Cet été en Suisse, je la voyais partout : aux terrasses des cafés, en ville, à la plage, à la montagne. Il n’y avait qu’à lorgner les poignets pour constater la part de marché phénoménale qu’a gagné la montre connectée d’Apple en 6 années seulement.
Des chiffres qui donnent le vertige: la firme à la pomme a vendu 30,7 millions d’Apple Watch en 2019 dans le monde, avec une forte progression observée encore en ce début d’année (+22.6% au 1er trimestre 2020).
Du côté des exportations suisses, l’année 2020 s’annonce elle catastrophique avec un recul de 30,5% pour la période de janvier à août.
A ce rythme, Apple pourrait avoir vendu trois fois plus de montres que toute l’industrie horlogère suisse à la fin de l’année.
L’industrie horlogère sur le point de se faire «kodakiser»?
Comment ne pas voir un lien entre le succès insolent de la marque à la pomme et la baisse significative des exportations horlogères helvétiques ?
Pas besoin de chercher midi à quatorze heures pour comprendre que c’est l’Apple Watch qui vient mettre des bâtons dans les rouages de nos chers horlogers.
Du secteur, j’entends ce lancinant refrain depuis l’apparition des premières montres connectées : « Ce ne sont pas des produits concurrents. On ne joue pas dans la même catégorie. On n’achète pas une montre suisse ou une Apple Watch pour les mêmes raisons. Il y a de la place pour ces deux produits sur le marché. »
En tout cas moi je n’ai pas vu pas beaucoup de personnes qui portent une Apple Watch et une belle montre suisse à l’autre poignet. Pour le consommateur, cela sera logiquement l’une ou l’autre.
« L’effet Kodak est le risque qu’une entreprise qui est forte sur son marché n’intègre pas la numérisation de son secteur d’activité dans son plan stratégique. Elle veut préserver à tout prix son modèle d’affaires traditionnel, par crainte de cannibaliser son cœur de métier, et ne se positionne pas sur l’avenir. Dans cette configuration, les employés et les dirigeants résistent fréquemment au changement, tandis que les souhaits des clients sont souvent mal interprétés. » — Damir Filipovic, professeur à l’EPFL et au Swiss Finance Institute.

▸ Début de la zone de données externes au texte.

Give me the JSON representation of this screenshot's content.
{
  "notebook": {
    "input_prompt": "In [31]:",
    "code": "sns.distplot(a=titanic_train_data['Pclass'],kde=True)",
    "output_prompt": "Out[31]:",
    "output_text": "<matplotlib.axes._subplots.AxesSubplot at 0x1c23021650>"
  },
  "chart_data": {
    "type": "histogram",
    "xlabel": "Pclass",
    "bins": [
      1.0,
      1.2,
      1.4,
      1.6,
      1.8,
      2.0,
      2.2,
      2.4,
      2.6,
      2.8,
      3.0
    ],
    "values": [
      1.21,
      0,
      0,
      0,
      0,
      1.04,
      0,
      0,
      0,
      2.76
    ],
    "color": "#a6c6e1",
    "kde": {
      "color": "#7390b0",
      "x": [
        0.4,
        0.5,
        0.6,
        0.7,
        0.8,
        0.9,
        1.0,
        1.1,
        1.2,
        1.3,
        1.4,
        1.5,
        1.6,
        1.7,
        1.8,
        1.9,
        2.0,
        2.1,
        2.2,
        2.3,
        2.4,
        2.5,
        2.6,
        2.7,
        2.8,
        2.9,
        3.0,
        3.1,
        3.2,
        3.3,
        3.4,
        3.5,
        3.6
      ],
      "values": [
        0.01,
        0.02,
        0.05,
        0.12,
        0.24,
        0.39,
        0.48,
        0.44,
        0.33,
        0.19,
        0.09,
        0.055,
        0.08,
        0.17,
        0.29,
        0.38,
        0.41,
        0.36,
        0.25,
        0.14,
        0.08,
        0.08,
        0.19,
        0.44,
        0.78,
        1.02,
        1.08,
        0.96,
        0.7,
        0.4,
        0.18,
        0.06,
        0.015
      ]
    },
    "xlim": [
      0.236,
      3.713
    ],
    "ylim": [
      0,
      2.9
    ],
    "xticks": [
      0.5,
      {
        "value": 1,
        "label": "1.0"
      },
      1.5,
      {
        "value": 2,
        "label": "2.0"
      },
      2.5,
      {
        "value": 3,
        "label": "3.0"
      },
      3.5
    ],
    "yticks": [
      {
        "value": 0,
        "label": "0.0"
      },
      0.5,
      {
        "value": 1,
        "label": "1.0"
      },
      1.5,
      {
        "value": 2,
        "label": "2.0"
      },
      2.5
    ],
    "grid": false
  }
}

Pourquoi je ne porte plus de montre traditionnelle
Pourquoi est-ce que je ne mets plus de montres mécaniques, alors que j’en possède pourtant quelques-unes (qui me plaisent esthétiquement plus que mon Apple Watch) ?
C’est très simple: je ne voudrais plus me passer de l’expérience que m’offre cette montre connectée.

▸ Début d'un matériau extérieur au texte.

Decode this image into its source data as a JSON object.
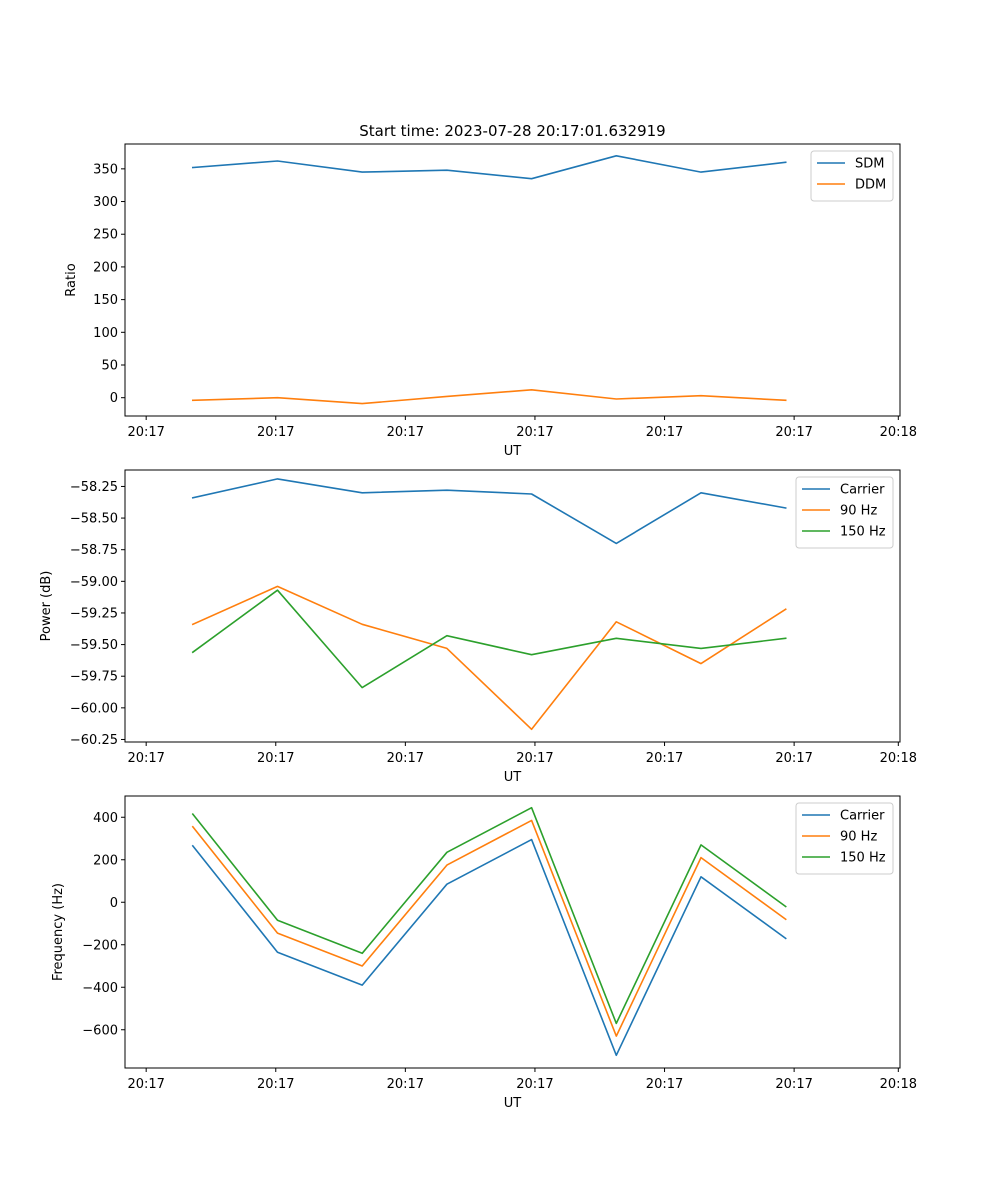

Génies du marketing, les ingénieurs de Cupertino maîtrisent l’art de créer de nouveaux besoins et ils nous refont, dix ans après, le même coup qu’avec l’iPhone. Certains trouveront cela futile et n’y adhéreront jamais, mais le constat est qu’elle séduit toujours plus de personnes.
Les 10 fonctionnalités incontournables pour moi sur l’Apple Watch (et pourquoi mes autres montres restent dans un tiroir) :
Parmi les milliers d’applications que l’on peut télécharger sur la montre connectée d’Apple (sur le même principe que sur son smartphone), on trouvera certes beaucoup de gadgets inutiles, mais une dizaine a cependant réussi à changer mon quotidien:
- Lorsque je fais de la course à pied (et d’autres sports), je n’ai pas besoin d’emporter mon smartphone pour écouter de la musique, des podcasts ou des livres audio (avec les écouteurs AirPods de la même marque).
- J’effectue quasiment tous mes paiements dans les magasins, les restaurants, à la plage, etc. sans contact avec ma montre (via Apple Pay). De cette manière, je n’ai pas besoin de saisir un code, et cela même pour des montants élevés. Voilà qui est bienvenu en période de pandémie.
- Lorsque je fais mes courses, je coche sur l’excellente app Bring! (une application suisse) les articles dès que je les ai ramassés dans les rayons. C’est très utile lorsqu’on porte un masque et qu’il est compliqué de déverrouiller son smartphone avec la reconnaissance faciale (par exemple avec le scanner du magasin en main).
- La nuit je me sers de la fonction Lampe pour m’orienter et prendre des objets sans risquer de réveiller ma conjointe. De même avec la fonction de réveil qui, par une vibration, ne réveille que moi.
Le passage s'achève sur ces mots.